We are concerned with high-dimensional coupled FBSDE systems approximated by the deep BSDE method of Han et al. (2018). It was shown by Han and Long (2020) that the errors induced by the deep BSDE method admit a posteriori estimate depending on the loss function, whenever the backward equation only couples into the forward diffusion through the Y process. We generalize this result to fully-coupled drift coefficients, and give sufficient conditions for convergence under standard assumptions. The resulting conditions are directly verifiable for any equation. Consequently, unlike in earlier theory, our convergence analysis enables the treatment of FBSDEs stemming from stochastic optimal control problems. In particular, we provide a theoretical justification for the non-convergence of the deep BSDE method observed in recent literature, and present direct guidelines for when convergence can be guaranteed in practice.

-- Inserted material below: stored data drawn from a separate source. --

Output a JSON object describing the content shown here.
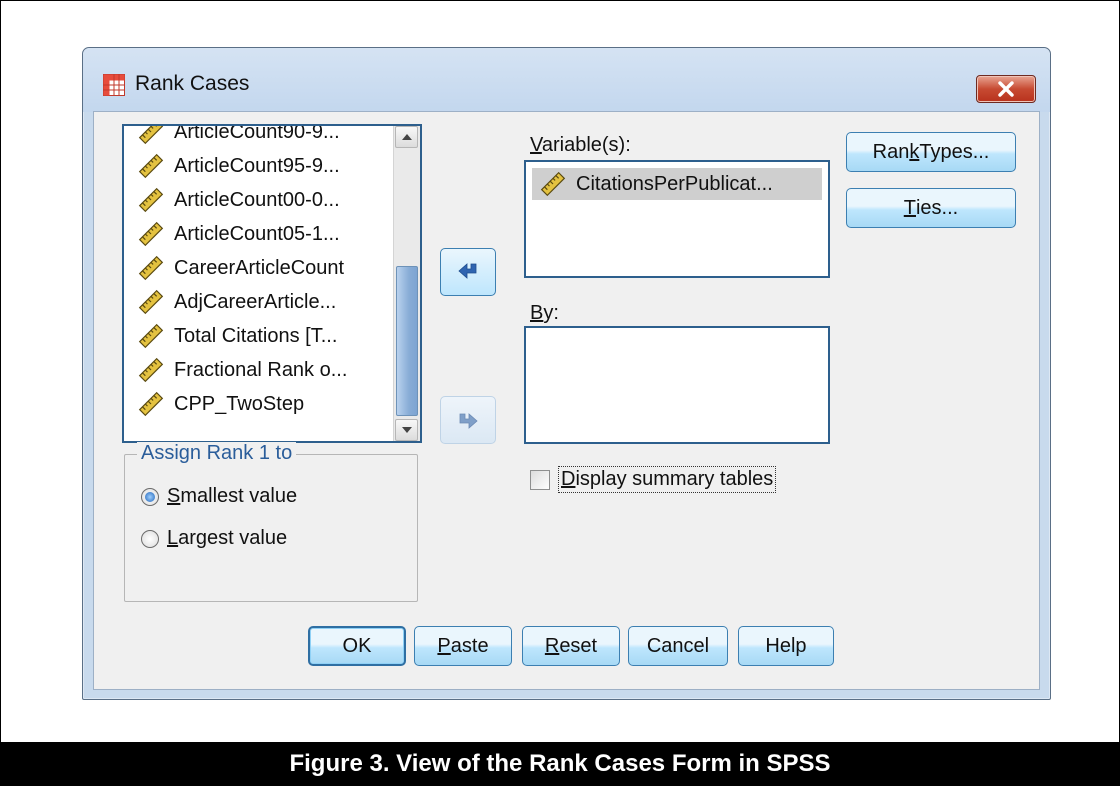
{
  "window": {
    "title": "Rank Cases"
  },
  "source_list": {
    "items": [
      "ArticleCount90-9...",
      "ArticleCount95-9...",
      "ArticleCount00-0...",
      "ArticleCount05-1...",
      "CareerArticleCount",
      "AdjCareerArticle...",
      "Total Citations [T...",
      "Fractional Rank o...",
      "CPP_TwoStep"
    ],
    "variable_icon": "ruler-scale-icon"
  },
  "variables": {
    "label_u": "V",
    "label_rest": "ariable(s):",
    "items": [
      "CitationsPerPublicat..."
    ]
  },
  "by": {
    "label_u": "B",
    "label_rest": "y:"
  },
  "display_summary": {
    "label_u": "D",
    "label_rest": "isplay summary tables",
    "checked": false
  },
  "assign_rank": {
    "title": "Assign Rank 1 to",
    "options": [
      {
        "label_u": "S",
        "label_rest": "mallest value",
        "selected": true
      },
      {
        "label_u": "L",
        "label_rest": "argest value",
        "selected": false
      }
    ]
  },
  "side_buttons": {
    "rank_types": {
      "pre": "Ran",
      "u": "k",
      "post": " Types..."
    },
    "ties": {
      "u": "T",
      "post": "ies..."
    }
  },
  "bottom_buttons": {
    "ok": "OK",
    "paste": {
      "u": "P",
      "post": "aste"
    },
    "reset": {
      "u": "R",
      "post": "eset"
    },
    "cancel": "Cancel",
    "help": "Help"
  },
  "caption": "Figure 3. View of the Rank Cases Form in SPSS",
  "colors": {
    "dialog_bg": "#c8daed",
    "client_bg": "#f0f0f0",
    "close_red": "#c74a32",
    "group_title_blue": "#2a5d9a",
    "caption_bg": "#000000"
  }
}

Our theoretical findings are supported by several numerical experiments in high-dimensional settings.

翻译：本文关注由Han等人(2018)提出的深度BSDE方法所逼近的高维耦合正倒向随机微分方程系统。Han和Long(2020)已证明，当倒向方程仅通过Y过程与前向扩散耦合时，深度BSDE方法诱导的误差可得到依赖于损失函数的后验估计。我们将此结果推广至全耦合漂移系数情形，并在标准假设下给出收敛的充分条件。所得条件对任意方程均可直接验证。因此，与先前理论不同，我们的收敛分析能够处理源自随机最优控制问题的FBSDE。特别地，我们为近期文献中观察到的深度BSDE方法不收敛现象提供了理论依据，并给出了实践中保证收敛性的直接指导原则。我们的理论发现得到了若干高维场景数值实验的支持。